« La collaboration avec ADA est un atout majeur pour assurer la gestion et la viabilité de mini-centrales solaires en milieu rural »

18 février 2025
Un homme en costume devant des panneaux solaires

Entretien avec Abdoulaye Ba, fondateur et directeur de Coseer Énergie (Compagnie Sahélienne en Énergie Renouvelable et Efficacité Énergétique).

Pouvez-vous nous présenter Coseer et votre parcours ?

Je suis Abdoulaye Ba, ingénieur spécialisé en énergies renouvelables, formé en Allemagne. Après avoir travaillé plusieurs années dans les secteurs éolien et solaire, j’ai fondé Coseer Énergie il y a 10 ans, avec pour mission de développer les énergies renouvelables au Sénégal.

Notre entreprise participe activement au programme national d’électrification rurale. Il y a environ trois ans, Coseer a signé un contrat avec l’État pour gérer l’exploitation et la maintenance d’une soixantaine de mini-centrales solaires implantées dans des zones reculées comme Matam et Tambacounda. Ces installations fournissent de l’électricité dans les zones non desservies par les réseaux conventionnels. Grâce à un partenariat avec ADA, nous structurons cette gestion et accompagnons nos clients – des ménages, de petites entreprises ou des exploitations agricoles – dans la réalisation et le financement de projets d’énergie verte.

Nos activités profitent directement à environ 46 000 bénéficiaires et ont permis d’éviter plus de 6 000 tonnes de CO2 depuis le lancement de notre entreprise. 

Qu’est-ce qui vous a motivé à créer cette entreprise ?

Après mes études et ma carrière en Allemagne, j’ai constaté que le grand défi des énergies renouvelables se trouvait en Afrique. En 2010, j’ai décidé de rentrer au Sénégal, persuadé que mon expertise serait plus utile ici. J’ai commencé comme consultant, pour mieux comprendre le cadre réglementaire et tester des projets pilotes avec des mini-centrales.

À l’époque, les énergies renouvelables suscitaient peu d’intérêt. La loi dédiée n’a été votée qu’en 2020. Malgré cela, j’ai persisté et attendu que cette prise de conscience s’impose. Aujourd’hui, l’État a atteint 30 % d’énergies renouvelables dans le mix énergétique et privilégie les mini-centrales rurales pour réduire les coûts liés à l’expansion des réseaux traditionnels dans les zones isolées.

Comment se déroule votre collaboration avec ADA ?

Notre collaboration avec ADA est un atout majeur pour assurer la gestion et la viabilité des centrales. Le soutien financier et technique de ADA nous a permis de recruter une équipe compétente, avec un effort particulier pour intégrer des femmes dans un secteur traditionnellement masculin. 

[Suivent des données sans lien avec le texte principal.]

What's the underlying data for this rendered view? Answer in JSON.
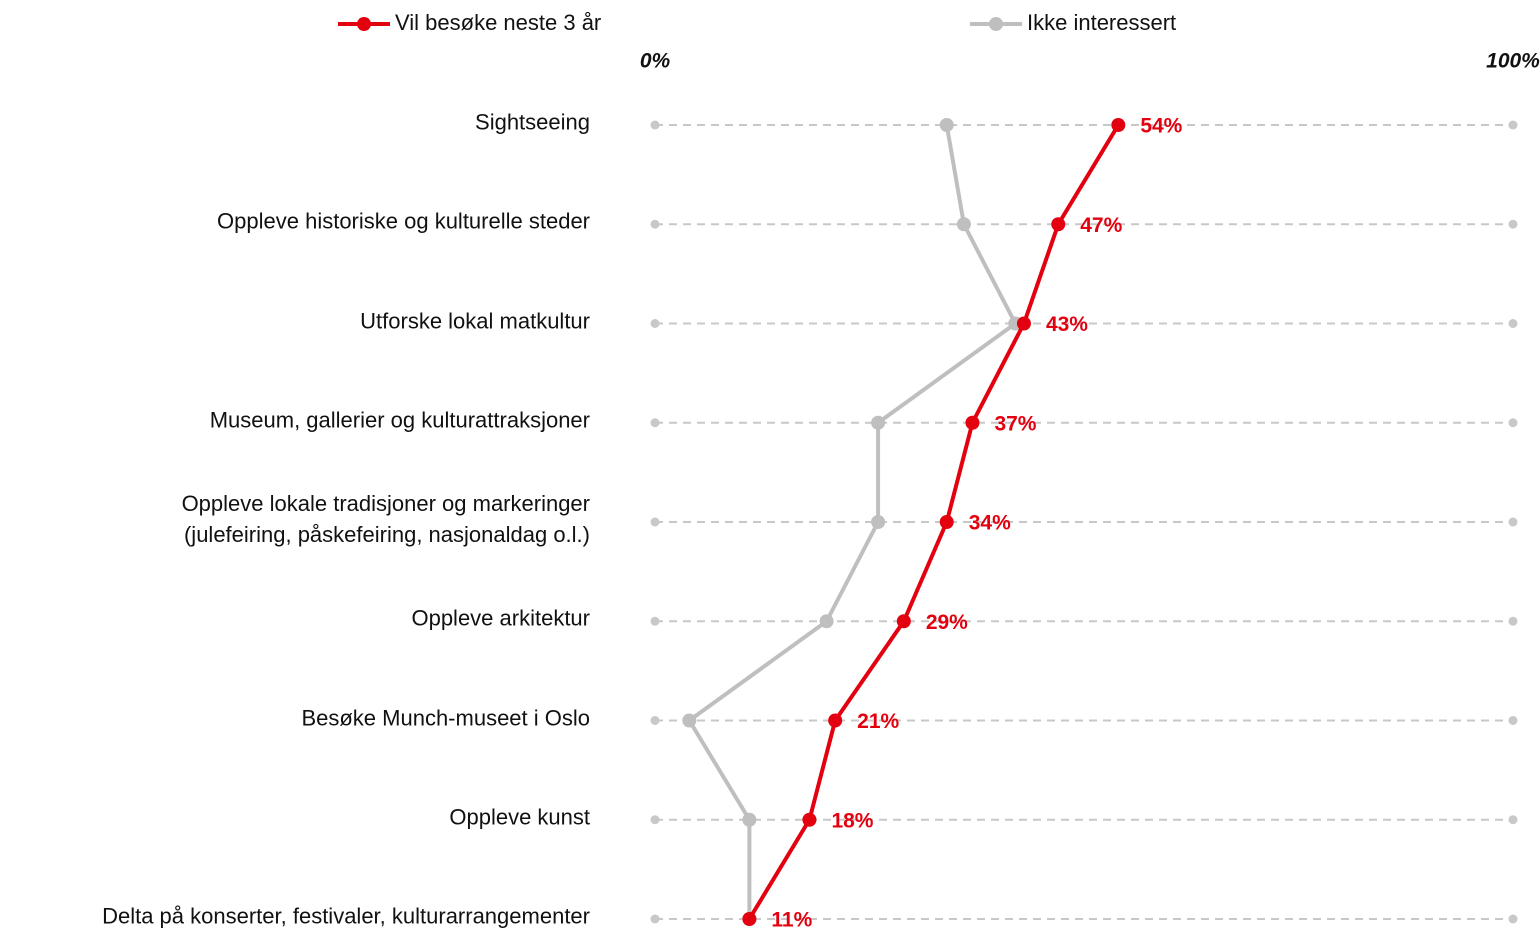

ADA nous appuie également dans la sensibilisation des petits entrepreneurs à l’utilisation d’équipements économes en énergie et sur l’accès au financement de ces équipements.

En outre, ADA a financé des études de faisabilité. Cela nous a donné une compréhension approfondie des besoins et opportunités dans les zones où nous opérons, rendant nos interventions plus ciblées et efficaces.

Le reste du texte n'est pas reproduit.